First of all, you can’t have a “race war” when the opposing sides can be members of the same race. Fact is, throughout Latin America there are roughly 100 million Afro-Latinos. That compares to about 40 million African-Americans in the United States, by the way. In other words, the overwhelming majority of Black people in this hemisphere speak Spanish or Portuguese rather than English. And let’s not forget that Latinos can also be Caucasian, further complicating the media’s overly simplistic “black-brown” stereotypes. These facts, however, did not stop many news editors from fostering the illusion of a “racial conflict.”
Perhaps most telling, the depth of this alleged conflict was believed to be most severe by the people farthest removed from it: Non-Hispanic Whites. That’s right. A recent Gallup poll showed that roughly 50% of Anglos across the U.S. believed relations between Blacks and Hispanics are “bad.” Meanwhile, 60% of Blacks reported their relations with Hispanics as being “good.” Among Hispanics, 67% felt relations with Blacks were “good.” Clearly, the media’s doom and gloom scenarios have created a falsely negative perception among Non-Hispanic Whites, most of who unquestioningly accept the “black-brown” media stereotypes foisted upon them.
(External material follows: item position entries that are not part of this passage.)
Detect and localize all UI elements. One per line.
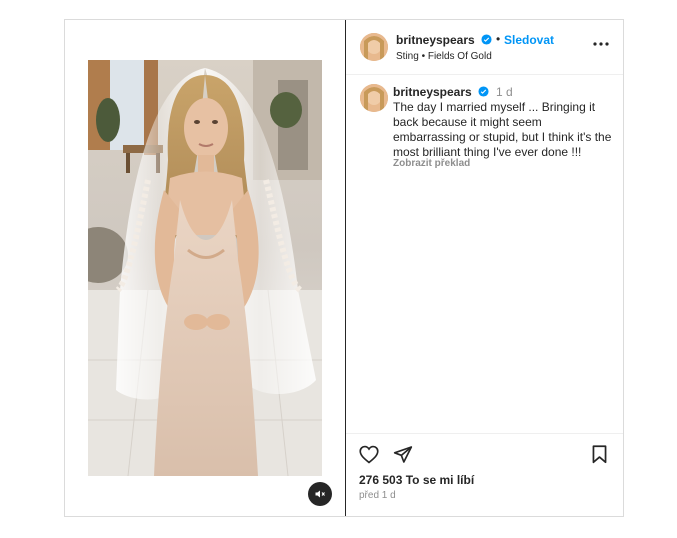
post-side-panel: britneyspears • Sledovat Sting • Fields …: [346, 20, 623, 516]
mute-button[interactable]: [308, 482, 332, 506]
post-actions: 276 503 To se mi líbí před 1 d: [346, 433, 623, 517]
caption-avatar[interactable]: [360, 84, 388, 112]
translate-link[interactable]: Zobrazit překlad: [393, 158, 470, 169]
instagram-post: britneyspears • Sledovat Sting • Fields …: [64, 19, 624, 517]
muted-speaker-icon: [315, 490, 325, 498]
post-date[interactable]: před 1 d: [359, 490, 396, 501]
likes-count[interactable]: 276 503 To se mi líbí: [359, 473, 474, 487]
verified-badge-icon: [481, 34, 492, 45]
bookmark-icon[interactable]: [591, 445, 608, 464]
more-options-icon[interactable]: [593, 41, 609, 47]
verified-badge-icon: [478, 86, 489, 97]
caption-username[interactable]: britneyspears: [393, 85, 472, 99]
post-video[interactable]: [88, 60, 322, 476]
caption-text: The day I married myself ... Bringing it…: [393, 100, 612, 159]
video-frame: [88, 60, 322, 476]
share-icon[interactable]: [393, 445, 413, 464]
header-username[interactable]: britneyspears: [396, 33, 475, 47]
heart-icon[interactable]: [359, 445, 379, 464]
post-media: [65, 20, 346, 516]
audio-track-link[interactable]: Sting • Fields Of Gold: [396, 51, 492, 62]
avatar[interactable]: [360, 33, 388, 61]
caption-time: 1 d: [496, 85, 513, 99]
follow-button[interactable]: Sledovat: [504, 33, 554, 47]
separator-dot: •: [496, 32, 501, 46]
post-header: britneyspears • Sledovat Sting • Fields …: [346, 20, 623, 75]
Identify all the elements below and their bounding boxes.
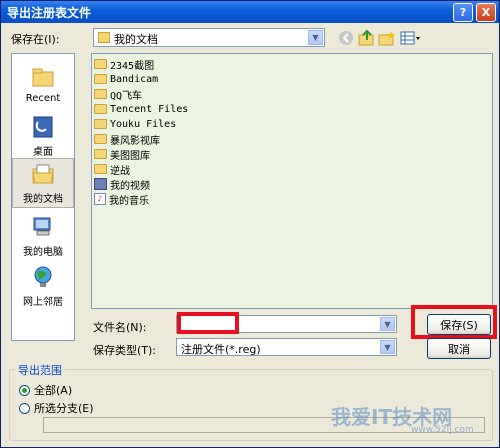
- watermark-url: www.52ij.com: [411, 425, 474, 435]
- file-name: 我的音乐: [109, 195, 149, 207]
- filetype-value: 注册文件(*.reg): [181, 343, 261, 356]
- view-menu-icon: [400, 31, 420, 45]
- my-computer-icon: [33, 217, 51, 236]
- highlight-box-save: [411, 305, 497, 339]
- list-item[interactable]: Tencent Files: [94, 102, 188, 116]
- filename-dropdown-arrow-icon[interactable]: ▼: [380, 317, 395, 331]
- save-in-label: 保存在(I):: [11, 33, 60, 46]
- export-range-title: 导出范围: [15, 362, 65, 378]
- view-menu-button[interactable]: [399, 29, 423, 47]
- close-button[interactable]: X: [476, 2, 496, 22]
- back-button[interactable]: [336, 29, 356, 47]
- filetype-label: 保存类型(T):: [93, 344, 157, 357]
- title-bar[interactable]: 导出注册表文件 ? X: [1, 1, 499, 23]
- my-documents-icon: [32, 164, 54, 184]
- desktop-icon: [33, 116, 53, 138]
- save-in-value: 我的文档: [114, 33, 158, 46]
- export-registry-dialog: 导出注册表文件 ? X 保存在(I): 我的文档 ▼ Recent 桌面 我的文…: [0, 0, 500, 448]
- file-name: 美图图库: [110, 150, 150, 162]
- back-arrow-icon: [339, 31, 353, 45]
- list-item[interactable]: ♪ 我的音乐: [94, 192, 149, 207]
- up-folder-button[interactable]: [357, 29, 377, 47]
- media-folder-icon: [94, 178, 107, 190]
- places-my-computer-label: 我的电脑: [23, 247, 63, 258]
- file-name: 逆战: [110, 165, 130, 177]
- radio-branch-indicator[interactable]: [19, 402, 30, 414]
- list-item[interactable]: QQ飞车: [94, 87, 143, 102]
- radio-branch-label: 所选分支(E): [34, 402, 94, 415]
- radio-all[interactable]: 全部(A): [19, 383, 72, 397]
- file-name: Youku Files: [110, 118, 177, 130]
- up-folder-icon: [358, 30, 374, 46]
- places-recent[interactable]: Recent: [12, 62, 74, 112]
- cancel-button[interactable]: 取消: [427, 338, 491, 359]
- file-name: 我的视频: [110, 180, 150, 192]
- radio-all-indicator[interactable]: [19, 384, 30, 396]
- radio-branch[interactable]: 所选分支(E): [19, 401, 94, 415]
- list-item[interactable]: 2345截图: [94, 57, 155, 72]
- window-title: 导出注册表文件: [7, 5, 92, 20]
- recent-folder-icon: [32, 68, 54, 87]
- places-recent-label: Recent: [25, 93, 61, 104]
- list-item[interactable]: Bandicam: [94, 72, 158, 86]
- file-name: 暴风影视库: [110, 135, 160, 147]
- filetype-dropdown-arrow-icon[interactable]: ▼: [380, 340, 395, 354]
- folder-icon: [94, 134, 107, 144]
- save-in-dropdown-arrow-icon[interactable]: ▼: [308, 30, 323, 45]
- list-item[interactable]: 暴风影视库: [94, 132, 160, 147]
- folder-icon: [94, 104, 107, 114]
- file-list[interactable]: 2345截图 Bandicam QQ飞车 Tencent Files Youku…: [91, 53, 493, 309]
- radio-all-label: 全部(A): [34, 384, 73, 397]
- highlight-box-filename: [177, 312, 239, 334]
- my-documents-small-icon: [98, 32, 110, 43]
- help-button[interactable]: ?: [453, 2, 473, 22]
- list-item[interactable]: 逆战: [94, 162, 130, 177]
- folder-icon: [94, 89, 107, 99]
- folder-icon: [94, 149, 107, 159]
- new-folder-icon: [378, 31, 395, 46]
- filetype-combo[interactable]: 注册文件(*.reg) ▼: [176, 338, 397, 356]
- network-places-icon: [34, 266, 52, 287]
- places-my-documents-label: 我的文档: [23, 194, 63, 205]
- places-my-documents[interactable]: 我的文档: [12, 158, 74, 208]
- music-folder-icon: ♪: [94, 193, 106, 205]
- new-folder-button[interactable]: [377, 29, 397, 47]
- places-network[interactable]: 网上邻居: [12, 262, 74, 312]
- places-desktop-label: 桌面: [33, 147, 53, 158]
- folder-icon: [94, 59, 107, 69]
- list-item[interactable]: Youku Files: [94, 117, 176, 131]
- places-desktop[interactable]: 桌面: [12, 112, 74, 162]
- filename-label: 文件名(N):: [93, 321, 147, 334]
- file-name: 2345截图: [110, 60, 155, 72]
- places-network-label: 网上邻居: [23, 297, 63, 308]
- list-item[interactable]: 我的视频: [94, 177, 150, 192]
- folder-icon: [94, 164, 107, 174]
- places-my-computer[interactable]: 我的电脑: [12, 212, 74, 262]
- list-item[interactable]: 美图图库: [94, 147, 150, 162]
- folder-icon: [94, 119, 107, 129]
- file-name: Tencent Files: [110, 103, 189, 115]
- file-name: QQ飞车: [110, 90, 143, 102]
- places-bar: Recent 桌面 我的文档 我的电脑 网上邻居: [11, 53, 75, 341]
- file-name: Bandicam: [110, 73, 159, 85]
- folder-icon: [94, 74, 107, 84]
- save-in-combo[interactable]: 我的文档 ▼: [93, 28, 325, 47]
Further evidence dispelling the hyped-up Black-Hispanic conflict comes from a recent political poll. With Hillary Clinton out of the race for the Democratic nomination, Hispanic voters have switched their allegiance from Clinton to Obama. Hispanics now favor Obama over McCain by the same two-to-one margin they once gave Clinton. Faced with a choice between a Democrat and a Republican, the alleged Hispanic bias against Blacks simply evaporated.
Even as we watch the false perception of a Black-Hispanic conflict crumble, it’s important to remember the many other myths the media still perpetuates about Latinos. A prime example is the absurd and dangerous assumption that all Hispanics across the nation vote as a single bloc. But that’s a discussion for another day. The question to ask ourselves today is this: Who really stands to gain from a Black-Hispanic conflict?